Some leading companies are beginning to think about market-research programs in this comprehensive way. They’re frustrated with discrete research approaches that don’t add up (neuromarketing included). They want integration and synthesis across their research data, with results combined into a holistic framework that provides a comprehensive view of their consumers at every point in the consumer cycle.

Thinking about capacity and capabilities for integrated studies

The first step in building a comprehensive market-research program is determining what methodologies and technologies need to be included. In large marketing-focused companies today, four major research streams are likely to be active in one part of the marketing organization or another:

check.png Observational research: These studies use anthropological or ethnographic approaches, or traditional interviews and focus groups, to observe consumers with minimal intervention. They’re qualitative rather than quantitative, and they’re aimed at discovering new facts and insights about consumers.

check.png Online and mobile research: Today, online and mobile research is mostly devoted to online panel studies of various kinds and social media (or “buzz”) content analysis. With neuromarketing, online and mobile can expand to include behavioral response-time studies, rapid forced-choice studies, and webcam-based implicit response studies.

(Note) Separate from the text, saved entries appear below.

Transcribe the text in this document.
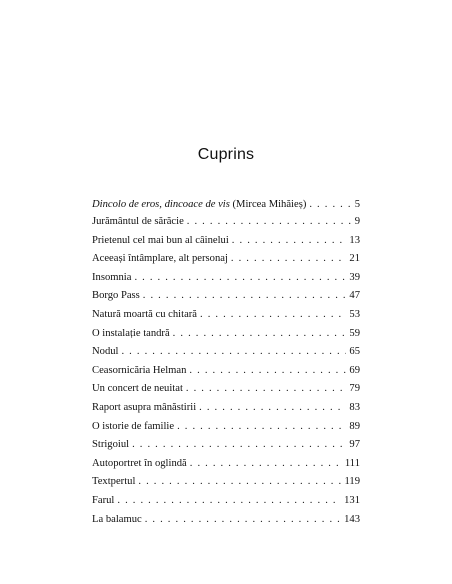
Cuprins
Dincolo de eros, dincoace de vis (Mircea Mihăieș) . . .	5
Jurământul de sărăcie . . .	9
Prietenul cel mai bun al câinelui . . .	13
Aceeași întâmplare, alt personaj . . .	21
Insomnia . . .	39
Borgo Pass . . .	47
Natură moartă cu chitară . . .	53
O instalație tandră . . .	59
Nodul . . .	65
Ceasornicăria Helman . . .	69
Un concert de neuitat . . .	79
Raport asupra mânăstirii . . .	83
O istorie de familie . . .	89
Strigoiul . . .	97
Autoportret în oglindă . . .	111
Textpertul . . .	119
Farul . . .	131
La balamuc . . .	143
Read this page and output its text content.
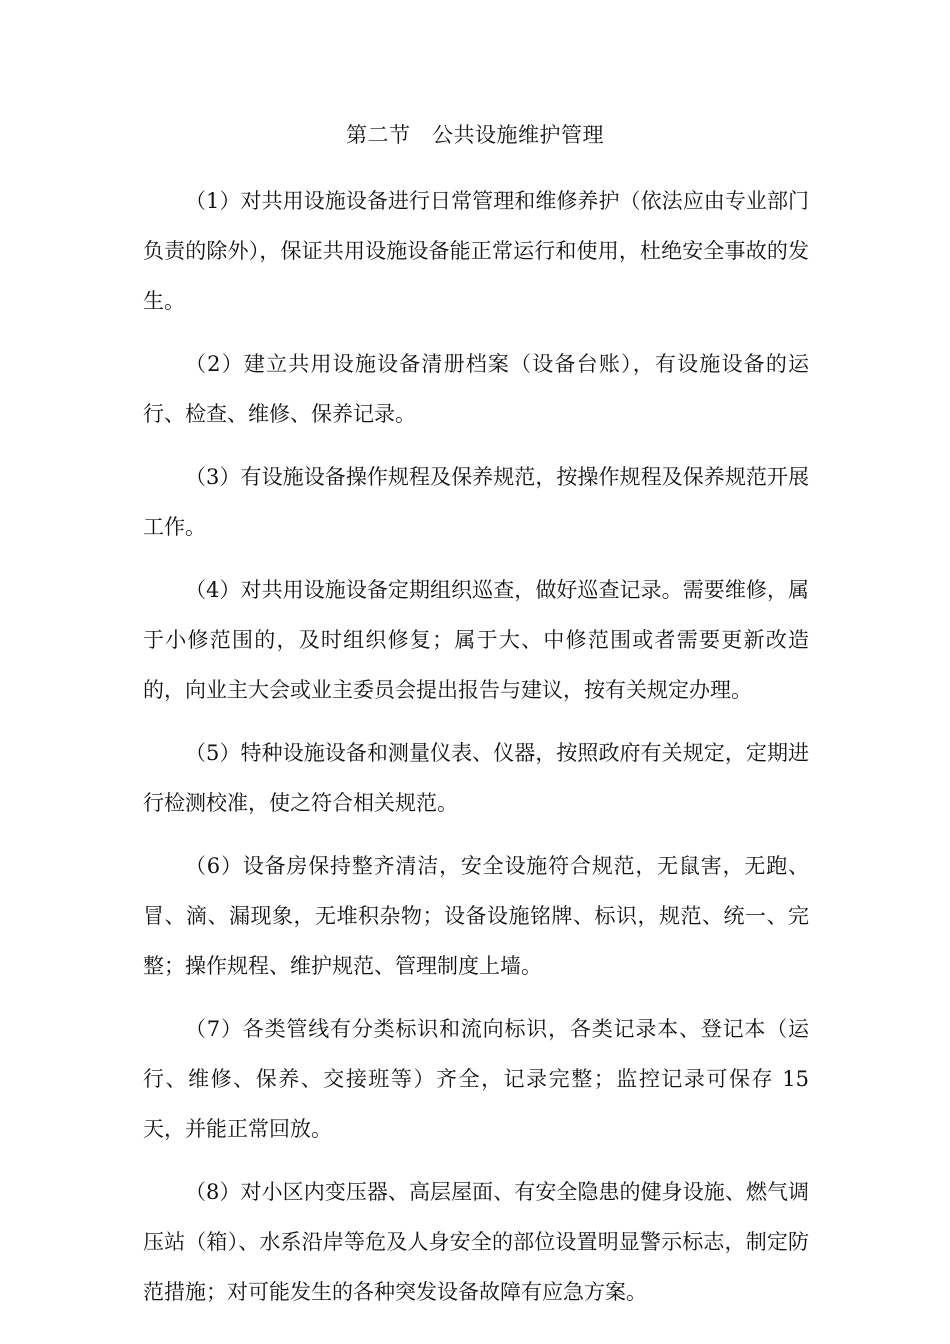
第二节　公共设施维护管理

（1）对共用设施设备进行日常管理和维修养护（依法应由专业部门负责的除外），保证共用设施设备能正常运行和使用，杜绝安全事故的发生。

（2）建立共用设施设备清册档案（设备台账），有设施设备的运行、检查、维修、保养记录。

（3）有设施设备操作规程及保养规范，按操作规程及保养规范开展工作。

（4）对共用设施设备定期组织巡查，做好巡查记录。需要维修，属于小修范围的，及时组织修复；属于大、中修范围或者需要更新改造的，向业主大会或业主委员会提出报告与建议，按有关规定办理。

（5）特种设施设备和测量仪表、仪器，按照政府有关规定，定期进行检测校准，使之符合相关规范。

（6）设备房保持整齐清洁，安全设施符合规范，无鼠害，无跑、冒、滴、漏现象，无堆积杂物；设备设施铭牌、标识，规范、统一、完整；操作规程、维护规范、管理制度上墙。

（7）各类管线有分类标识和流向标识，各类记录本、登记本（运行、维修、保养、交接班等）齐全，记录完整；监控记录可保存 15 天，并能正常回放。

（8）对小区内变压器、高层屋面、有安全隐患的健身设施、燃气调压站（箱）、水系沿岸等危及人身安全的部位设置明显警示标志，制定防范措施；对可能发生的各种突发设备故障有应急方案。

check.png In-store, point-of-sale (POS) research: These studies are conducted in real or mock stores to examine shopping and buying behavior. Main subjects of research are signage and display testing, shelf-display studies, and traffic-pattern studies. Neuromarketing adds in-store behavioral experiments and nonconscious priming studies to the mix.

check.png Performance and return-on-investment (ROI) research: These studies use consumer panels, media exposure data, and POS purchasing data to assess the performance and ROI of marketing expenditures. For the most part, these studies require massive amounts of data that can only be provided by the largest research companies. Performance and ROI data are critical to developing normative databases, a topic discussed in more detail in Chapter 19.

To this list, neuromarketing adds a fifth research stream:

check.png Lab-based studies: These are experimental studies that are conducted in controlled laboratory conditions, using biometrics, EEG, or fMRI technologies. Lab studies also include simulations and virtual-reality experiments.

The second step in integrating all these data streams is to develop and deploy a comprehensive knowledge repository of findings and lessons learned from all five research streams, organized around a holistic framework like the consumer cycle model (see Figure 18-1). This knowledge repository can then be used to bring together findings, identify new insights, and most important, provide a performance-based foundation for calculating the ongoing ROI of a company’s full investment in marketing and market research.

Building an organizational structure for integrated studies

Leading companies are just beginning to think about their research efforts in this holistic way. Some are asking large market-research firms to outsource the functionality and management of such an organization; others are building the capability in-house using internal resources and outside consulting help.

The ultimate vision is a kind of “mission control” for research — bringing together the latest technologies from neuromarketing, other new research methodologies, and traditional techniques — within a single organization devoted to planning and oversight of a company’s complete research program.